代码框架根据一篇比较漂亮的resnet代码,借鉴,学习。

迁移学习

迁移学习的两种方式

  1. 微调。从线上下载以训练完毕的模型,利用本地数据集进行参数的微调,更新的是所有参数
  2. 用作特征提取器。外加一层全连接,只训练全连接部分的参数

1. 数据

  • dataset定义
# Dataset
import os
import cv2
import torch
from torchvision import models, transforms
from torch.utils.data import DataLoader, Dataset
import numpy as np
import random
from PIL import Image


class myData(Dataset):
    def __init__(self, kind):
        super(myData, self).__init__()
        self.mode = kind
        # self.transform = transforms.ToTensor()
        self.transform = transforms.Compose([
            transforms.ToTensor(),
            transforms.Resize((224, 224)),
            transforms.Normalize((0.5,0.5,0.5),(0.5,0.5,0.5)),
        ])

        if kind == 'test':
            self.imgs = self.load_origin_data()

        elif kind == 'train':
            self.imgs, self.labels = self.load_origin_data()
            # self.imgs, self.labels = self.enlarge_dataset(kind, self.imgs, self.labels, 0.5)
            print('train size:')
            print(len(self.imgs))

        else:
            self.imgs, self.labels = self.load_origin_data()

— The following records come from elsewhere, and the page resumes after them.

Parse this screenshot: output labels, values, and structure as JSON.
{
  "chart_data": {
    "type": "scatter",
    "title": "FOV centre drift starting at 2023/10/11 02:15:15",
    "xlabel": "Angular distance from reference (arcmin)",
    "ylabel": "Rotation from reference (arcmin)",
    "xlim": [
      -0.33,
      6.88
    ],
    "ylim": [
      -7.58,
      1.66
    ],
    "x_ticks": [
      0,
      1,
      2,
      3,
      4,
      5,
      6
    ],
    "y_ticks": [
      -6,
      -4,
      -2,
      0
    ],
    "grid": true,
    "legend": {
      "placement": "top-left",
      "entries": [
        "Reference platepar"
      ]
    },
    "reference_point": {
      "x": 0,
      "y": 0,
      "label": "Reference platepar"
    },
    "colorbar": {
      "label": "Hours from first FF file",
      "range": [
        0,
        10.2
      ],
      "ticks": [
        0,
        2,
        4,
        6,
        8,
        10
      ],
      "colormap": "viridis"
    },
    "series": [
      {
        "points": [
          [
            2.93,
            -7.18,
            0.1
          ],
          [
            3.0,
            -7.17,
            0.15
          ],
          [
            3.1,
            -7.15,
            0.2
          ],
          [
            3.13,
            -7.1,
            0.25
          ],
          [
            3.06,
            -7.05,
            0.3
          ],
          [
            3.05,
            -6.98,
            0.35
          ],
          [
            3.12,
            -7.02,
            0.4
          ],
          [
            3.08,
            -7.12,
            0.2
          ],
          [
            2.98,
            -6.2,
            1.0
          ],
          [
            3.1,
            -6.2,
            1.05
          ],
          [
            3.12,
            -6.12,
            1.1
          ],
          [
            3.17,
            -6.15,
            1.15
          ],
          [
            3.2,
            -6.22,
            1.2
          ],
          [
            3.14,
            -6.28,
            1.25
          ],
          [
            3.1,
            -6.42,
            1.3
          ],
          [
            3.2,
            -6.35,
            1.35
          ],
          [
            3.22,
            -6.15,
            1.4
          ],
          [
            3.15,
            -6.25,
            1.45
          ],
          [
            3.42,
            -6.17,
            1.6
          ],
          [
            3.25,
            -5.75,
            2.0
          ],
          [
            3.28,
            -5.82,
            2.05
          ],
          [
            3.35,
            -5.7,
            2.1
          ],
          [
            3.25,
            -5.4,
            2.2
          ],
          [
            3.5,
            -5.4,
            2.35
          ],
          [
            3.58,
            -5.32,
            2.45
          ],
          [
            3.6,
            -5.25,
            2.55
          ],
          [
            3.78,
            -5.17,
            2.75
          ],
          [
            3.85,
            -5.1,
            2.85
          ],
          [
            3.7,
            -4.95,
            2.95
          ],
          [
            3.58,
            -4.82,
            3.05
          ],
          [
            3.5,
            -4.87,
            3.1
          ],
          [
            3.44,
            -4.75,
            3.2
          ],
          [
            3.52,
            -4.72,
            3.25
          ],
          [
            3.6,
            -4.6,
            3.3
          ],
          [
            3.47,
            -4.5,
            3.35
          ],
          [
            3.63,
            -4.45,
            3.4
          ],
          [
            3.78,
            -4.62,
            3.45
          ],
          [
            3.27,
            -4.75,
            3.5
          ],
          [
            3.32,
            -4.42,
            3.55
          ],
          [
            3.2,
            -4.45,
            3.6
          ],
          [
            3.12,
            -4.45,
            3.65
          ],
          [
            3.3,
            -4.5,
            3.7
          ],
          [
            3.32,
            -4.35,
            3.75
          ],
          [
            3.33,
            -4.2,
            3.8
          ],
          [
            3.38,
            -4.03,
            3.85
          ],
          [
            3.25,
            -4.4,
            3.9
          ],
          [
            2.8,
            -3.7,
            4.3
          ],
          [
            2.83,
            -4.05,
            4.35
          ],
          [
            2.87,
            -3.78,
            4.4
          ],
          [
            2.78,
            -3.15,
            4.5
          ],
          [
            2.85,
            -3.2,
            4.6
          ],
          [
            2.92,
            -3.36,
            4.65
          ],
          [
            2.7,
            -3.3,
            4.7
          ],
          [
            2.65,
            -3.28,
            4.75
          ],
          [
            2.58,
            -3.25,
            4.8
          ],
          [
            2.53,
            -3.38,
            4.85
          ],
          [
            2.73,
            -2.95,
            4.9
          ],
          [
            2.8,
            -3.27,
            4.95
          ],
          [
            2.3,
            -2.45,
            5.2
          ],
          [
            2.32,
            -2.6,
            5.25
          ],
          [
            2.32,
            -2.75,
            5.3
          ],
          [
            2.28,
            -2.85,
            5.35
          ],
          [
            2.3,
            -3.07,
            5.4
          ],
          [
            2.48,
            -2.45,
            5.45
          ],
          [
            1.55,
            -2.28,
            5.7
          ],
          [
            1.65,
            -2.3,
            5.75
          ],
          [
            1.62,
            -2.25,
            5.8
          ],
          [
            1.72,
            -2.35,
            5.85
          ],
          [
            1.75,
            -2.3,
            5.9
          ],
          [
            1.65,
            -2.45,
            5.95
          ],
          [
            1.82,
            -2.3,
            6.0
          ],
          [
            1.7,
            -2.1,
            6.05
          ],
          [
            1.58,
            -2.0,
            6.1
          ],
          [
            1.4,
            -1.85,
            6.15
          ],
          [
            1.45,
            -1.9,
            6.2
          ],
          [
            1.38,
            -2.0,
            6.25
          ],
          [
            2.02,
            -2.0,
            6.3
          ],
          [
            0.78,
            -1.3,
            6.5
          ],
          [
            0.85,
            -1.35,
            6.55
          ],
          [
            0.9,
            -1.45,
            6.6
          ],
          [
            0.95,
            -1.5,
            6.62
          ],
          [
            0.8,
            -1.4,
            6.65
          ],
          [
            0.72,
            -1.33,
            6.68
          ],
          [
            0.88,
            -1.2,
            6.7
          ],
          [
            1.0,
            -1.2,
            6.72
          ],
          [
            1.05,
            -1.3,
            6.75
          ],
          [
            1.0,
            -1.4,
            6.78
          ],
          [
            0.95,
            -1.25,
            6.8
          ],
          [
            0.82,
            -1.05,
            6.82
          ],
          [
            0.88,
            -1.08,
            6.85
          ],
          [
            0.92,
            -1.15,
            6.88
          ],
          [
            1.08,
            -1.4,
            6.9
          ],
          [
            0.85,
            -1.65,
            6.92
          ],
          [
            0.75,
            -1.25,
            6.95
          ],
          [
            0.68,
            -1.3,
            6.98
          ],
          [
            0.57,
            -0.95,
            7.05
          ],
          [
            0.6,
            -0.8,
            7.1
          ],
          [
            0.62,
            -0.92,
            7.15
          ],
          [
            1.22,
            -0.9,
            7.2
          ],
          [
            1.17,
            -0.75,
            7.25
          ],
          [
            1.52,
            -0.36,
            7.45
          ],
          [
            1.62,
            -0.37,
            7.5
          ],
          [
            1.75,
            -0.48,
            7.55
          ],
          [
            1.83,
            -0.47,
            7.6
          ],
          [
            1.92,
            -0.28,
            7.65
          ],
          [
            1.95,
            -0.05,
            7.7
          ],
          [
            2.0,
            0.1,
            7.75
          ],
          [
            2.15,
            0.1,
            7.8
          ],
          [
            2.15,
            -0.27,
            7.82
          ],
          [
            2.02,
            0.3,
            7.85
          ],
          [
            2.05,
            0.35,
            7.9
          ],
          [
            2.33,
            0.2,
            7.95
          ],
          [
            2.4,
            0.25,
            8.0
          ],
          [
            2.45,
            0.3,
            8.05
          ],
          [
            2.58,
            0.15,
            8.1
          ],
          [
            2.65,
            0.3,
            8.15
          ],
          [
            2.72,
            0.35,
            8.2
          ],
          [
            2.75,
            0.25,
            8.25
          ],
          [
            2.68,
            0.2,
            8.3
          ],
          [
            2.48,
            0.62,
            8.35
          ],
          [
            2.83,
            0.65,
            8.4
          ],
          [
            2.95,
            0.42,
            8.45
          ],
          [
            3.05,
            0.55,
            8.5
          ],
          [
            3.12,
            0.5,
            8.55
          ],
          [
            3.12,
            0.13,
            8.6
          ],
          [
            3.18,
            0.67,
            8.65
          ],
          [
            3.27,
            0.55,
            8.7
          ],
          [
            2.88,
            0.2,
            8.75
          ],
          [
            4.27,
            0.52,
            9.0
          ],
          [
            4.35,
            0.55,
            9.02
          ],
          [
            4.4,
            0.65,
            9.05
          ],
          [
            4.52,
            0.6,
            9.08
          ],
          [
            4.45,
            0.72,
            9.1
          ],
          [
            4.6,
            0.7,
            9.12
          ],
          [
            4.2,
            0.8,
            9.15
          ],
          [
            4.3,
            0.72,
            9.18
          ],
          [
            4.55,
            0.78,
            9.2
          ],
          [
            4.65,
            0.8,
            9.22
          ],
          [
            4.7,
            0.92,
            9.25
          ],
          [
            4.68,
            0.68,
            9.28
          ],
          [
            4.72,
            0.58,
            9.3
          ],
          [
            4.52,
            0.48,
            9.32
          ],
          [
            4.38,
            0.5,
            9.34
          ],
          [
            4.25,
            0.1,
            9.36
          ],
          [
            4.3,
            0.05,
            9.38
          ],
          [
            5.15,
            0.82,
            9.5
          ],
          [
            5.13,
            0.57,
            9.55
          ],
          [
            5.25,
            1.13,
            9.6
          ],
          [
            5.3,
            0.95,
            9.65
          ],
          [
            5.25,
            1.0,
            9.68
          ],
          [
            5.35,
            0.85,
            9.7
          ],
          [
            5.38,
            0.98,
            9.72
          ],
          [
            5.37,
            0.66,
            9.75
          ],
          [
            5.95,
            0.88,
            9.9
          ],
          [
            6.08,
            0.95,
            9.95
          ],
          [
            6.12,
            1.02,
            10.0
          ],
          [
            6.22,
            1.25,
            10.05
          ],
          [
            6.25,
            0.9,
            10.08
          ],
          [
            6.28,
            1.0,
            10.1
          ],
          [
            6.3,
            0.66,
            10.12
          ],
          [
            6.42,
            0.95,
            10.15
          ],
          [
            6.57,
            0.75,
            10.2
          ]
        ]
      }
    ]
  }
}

    def __getitem__(self, index):
        if self.mode == 'test':
            sample = self.transform(self.imgs[index])
            return sample
        else:
            sample = self.transform(self.imgs[index])
            return sample, torch.tensor(self.labels[index])

    def __len__(self):
        return len(self.imgs)

    def load_origin_data(self):
        filelist = './data/%s_split_list.txt' % self.mode

        imgs = []
        labels = []
        data_dir = os.getcwd()
        if self.mode == 'train' or self.mode == 'val':
            with open(filelist) as flist:
                lines = [line.strip() for line in flist]
                if self.mode == 'train':
                    np.random.shuffle(lines)
                for line in lines:
                    img_path, label = line.split('&')
                    img_path = os.path.join(data_dir, img_path)
                    try:
                        # img, label = process_image((img_path, label), mode, color_jitter, rotate)
                        img = Image.fromarray(cv2.imdecode(np.fromfile(img_path, dtype=np.float32), 1))
                        imgs.append(img)
                        labels.append(int(label))
                    except:
                        print(img_path)
                        continue
                return imgs, labels
        elif self.mode == 'test':
            full_lines = os.listdir('data/test/')
            lines = [line.strip() for line in full_lines]
            for img_path in lines:
                img_path = os.path.join(data_dir, "data/test/", img_path)
                # try:
                #     img= process_image((img_path, label), mode, color_jitter, rotate)
                #     imgs.append(img)
                # except:
                #     print(img_path)
                # img = Image.open(img_path)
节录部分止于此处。